Complete Genome Sequence of Sulfuriferula sp. Strain AH1, a Sulfur-Oxidizing Autotroph Isolated from Weathered Mine Tailings from the Duluth Complex in Minnesota.

We report the closed and annotated genome sequence of Sulfuriferula sp. strain AH1. Strain AH1 has a 2,877,007-bp chromosome that includes a partial Sox system for inorganic sulfur oxidation and a complete nitrogen fixation pathway. It also has a single 39,138-bp plasmid with genes for arsenic and mercury resistance.

GENOME ANNOUNCEMENT

Research on acidophilic sulfide mineral-oxidizing microorganisms from mining-impacted environments has transformed our understanding of acid rock drainage and led to advances in metal extraction and bioremediation of extremely acidic waters and mine waste (1–3). Less, however, is known about the microorganisms that are associated with circumneutral sulfidic waste rock and tailings. Sulfuriferula sp. strain AH1 was isolated from weathered mine tailings generated during pilot-plant processing of rock from copper-nickel deposits in the Duluth Complex, northeastern Minnesota (4, 5). The tailings were experimentally weathered for over 12 years using a humidity cell apparatus (6, 7), which generated leachate with pH values between 6.6 and 7.5 (4, 5). Culture-independent analysis revealed that Sulfuriferula spp. were some of the most abundant microorganisms in the humidity cell experiment (8).

Strain AH1 was enriched and isolated on solid thiosulfate medium [10 g Na2S2O3·5H2O, 1.5 g NaHPO4, 4 g KH2PO4, 0.4 g MgSO4·7H2O, 0.4 g (NH4)2SO4, and 0.04 g CaCl2·2H2O per liter, with a trace element solution (9) and 1.5% agar]. Strain AH1 is a member of the genus Sulfuriferula but is <97% similar by 16S rRNA gene sequence to the three described Sulfuriferula species (10–12).
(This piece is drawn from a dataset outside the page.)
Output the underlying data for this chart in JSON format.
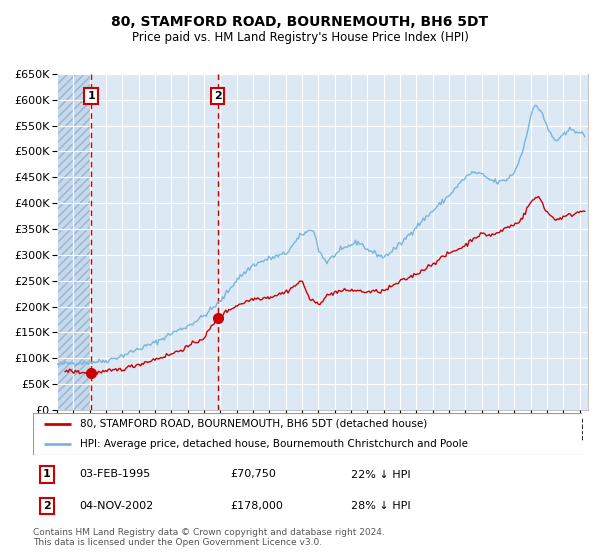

Cells of strain AH1 were collected from batch cultures onto 0.2-μm-pore filters, and genomic DNA (gDNA) was isolated from the filters using the PowerWater DNA isolation kit (Mo Bio Laboratories, Inc.). Twenty micrograms of high-molecular-weight gDNA was used for long-read sequencing on a Pacific Biosciences RSII platform. SMRTbell libraries were prepared with the 20-kb insert size protocol at the Mayo Clinic Bioinformatics Core. PacBio reads were assembled in SMRT Analysis version 2.3 (13), according to the recommendations of Badalamenti et al. (14). The genome was initially assembled with HGAP version 3 (13) using a 10-kb minimum subread length cutoff. Circularity was confirmed by dotplot (15), contigs were manually circularized and reoriented, and the assembly was subsequently polished using all PacBio reads with Quiver (13) to >99.999% concordance (QV >50). This resulted in two circular contigs, a 2,877,007-bp chromosome at 303× coverage, and a 39,138-bp plasmid at 621× coverage. The genome was annotated with the JGI Integrated Microbial Genomes (IMG) Pipeline (16) and the NCBI Prokaryotic Genome Annotation Pipeline (17).

The genome contains 2,906 predicted protein-coding genes, 3 rrn operons, and 47 tRNAs (IMG annotation). Chemolithotrophic growth on reduced inorganic sulfur compounds is facilitated by features that include a partial Sox system (soxXYZAB) and a type I sulfide:quinone oxidoreductase (18). Strain AH1 has a complete Calvin-Benson cycle for carbon fixation, including two form I and one form II ribulose 1,5-bisphosphate carboxylase/oxygenase (RuBisCO) genes. One of the form I RuBisCOs occurs in an operon with genes for carboxysome synthesis. Other genomic features include a molybdenum-dependent nitrogenase and genes for flagellar assembly and chemotaxis. The plasmid contains ars and mer genes for arsenic and mercury resistance, respectively.

Accession number(s).

The annotated chromosome and plasmid sequences are available in GenBank under accession numbers CP021138 and CP021139, respectively, and in the IMG database under genome ID 2716885007.